Петр Павленко - Избранные киносценарии 1949—1950 гг.
Из дверей, сопровождаемый толпой почитательниц, выходит Званцев. Он элегантен, во фраке, подписывает на ходу автографы. Увидев Павлова, как-то сникает, съеживается, торопится к фаэтону.
— Браво, Глеб Михайлович! — бросает ему вслед Павлов.
Он еще раз перечитывает афишу и, усмехнувшись, входит в подъезд.
Вот он стоит в дверях зала, где собрались томные поэты, тучные адвокаты, светские барыни.
На эстраде упитанный коротенький Сологуб скандирует свои стихи:
Мы мертвы, давно мертвы.
Смерть шатается на свете
И махает, словно плетью,
Уплетенной туго сетью
Возле каждой головы.
Павлов стоит в дверях, покачиваясь с носков на каблуки, засунув руки в карманы. Брезгливая улыбка на лице.
Гремят аплодисменты, и, когда они утихают, слышится вдруг реплика Павлова:
— Да ведь это же бред, каталепсия! Утрата рефлекса цели. Да вас лечить надо! — Пожимает плечами. — Нет, уж лучше с собачками!

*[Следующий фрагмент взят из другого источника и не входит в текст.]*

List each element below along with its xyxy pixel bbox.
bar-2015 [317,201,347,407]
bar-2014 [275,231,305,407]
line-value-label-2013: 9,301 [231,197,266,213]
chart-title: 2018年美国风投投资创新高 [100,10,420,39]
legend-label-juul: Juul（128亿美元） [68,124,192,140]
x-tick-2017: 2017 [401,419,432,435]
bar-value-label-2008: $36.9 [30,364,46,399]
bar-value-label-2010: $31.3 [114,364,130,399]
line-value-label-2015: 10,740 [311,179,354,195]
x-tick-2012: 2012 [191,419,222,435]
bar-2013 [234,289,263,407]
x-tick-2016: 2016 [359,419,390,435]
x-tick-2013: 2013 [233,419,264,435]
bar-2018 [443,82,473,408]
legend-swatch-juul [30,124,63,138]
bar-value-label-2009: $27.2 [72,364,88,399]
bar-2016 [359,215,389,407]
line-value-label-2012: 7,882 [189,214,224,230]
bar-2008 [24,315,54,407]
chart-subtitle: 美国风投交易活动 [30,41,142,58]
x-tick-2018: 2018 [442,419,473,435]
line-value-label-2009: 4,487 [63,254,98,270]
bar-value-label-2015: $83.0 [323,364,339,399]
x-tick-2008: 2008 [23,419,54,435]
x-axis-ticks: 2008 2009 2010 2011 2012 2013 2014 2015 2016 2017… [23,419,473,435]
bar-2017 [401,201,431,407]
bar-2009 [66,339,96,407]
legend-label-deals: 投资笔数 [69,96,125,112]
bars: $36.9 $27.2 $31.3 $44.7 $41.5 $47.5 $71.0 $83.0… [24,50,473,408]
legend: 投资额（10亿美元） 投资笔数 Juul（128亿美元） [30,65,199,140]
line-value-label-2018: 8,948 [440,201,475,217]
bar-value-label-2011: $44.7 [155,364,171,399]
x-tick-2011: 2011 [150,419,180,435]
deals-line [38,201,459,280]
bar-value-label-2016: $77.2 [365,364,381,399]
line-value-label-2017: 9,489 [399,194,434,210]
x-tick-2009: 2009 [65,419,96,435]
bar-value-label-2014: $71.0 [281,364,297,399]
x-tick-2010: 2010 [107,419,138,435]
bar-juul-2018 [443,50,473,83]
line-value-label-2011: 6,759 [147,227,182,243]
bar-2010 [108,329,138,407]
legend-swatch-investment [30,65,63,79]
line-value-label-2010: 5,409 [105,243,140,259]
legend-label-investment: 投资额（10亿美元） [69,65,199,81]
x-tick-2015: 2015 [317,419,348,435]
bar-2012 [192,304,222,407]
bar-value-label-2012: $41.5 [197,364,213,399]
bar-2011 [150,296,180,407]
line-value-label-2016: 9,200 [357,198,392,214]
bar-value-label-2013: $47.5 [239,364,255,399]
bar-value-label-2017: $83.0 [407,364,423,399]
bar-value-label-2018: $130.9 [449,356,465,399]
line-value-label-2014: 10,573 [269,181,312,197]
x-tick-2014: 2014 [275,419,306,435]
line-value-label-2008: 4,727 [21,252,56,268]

Публика вскакивает с мест.
— Кто это?
— Павлов!
Но Павлова уже нет…
Павлов на трибуне Петербургского общества врачей:
— В самом начале наших работ, еще на Мадридском конгрессе, мы заявили, что вся так называемая душевная деятельность может быть объяснена материальным нервным процессом. Сегодня мы покажем вам, господа, как протекает этот процесс во времени и пространстве.
Взрыв аплодисментов части публики. Особенно восторженно аплодирует студенческая галерка.
Группа маститых скептиков в зале. В центре их Званцев. Рядом с ним дама в мехах.
Кто-то оборачивается к галерке:
— Тише, господа, вы ведь не в театре.
— Это уж слишком, ваше превосходительство, — слышится где-то реплика над ухом Петрищева, сидящего в кресле первого ряда. Говорящий привстает, изогнувшись, шепчет:
— Тимирязев лишил растения души. Ну, это еще так-сяк… А ведь Павлов отрицает одушевленность животных… Что ж будет дальше?
Петрищев сокрушенно качает головой.
Дама, сидящая со Званцевым, кокетливо машет веером:
— Это ужасно! Мы ведь, в конце концов, тоже животные… Так ведь? Значит, и у меня нет души. Вы находите, господа?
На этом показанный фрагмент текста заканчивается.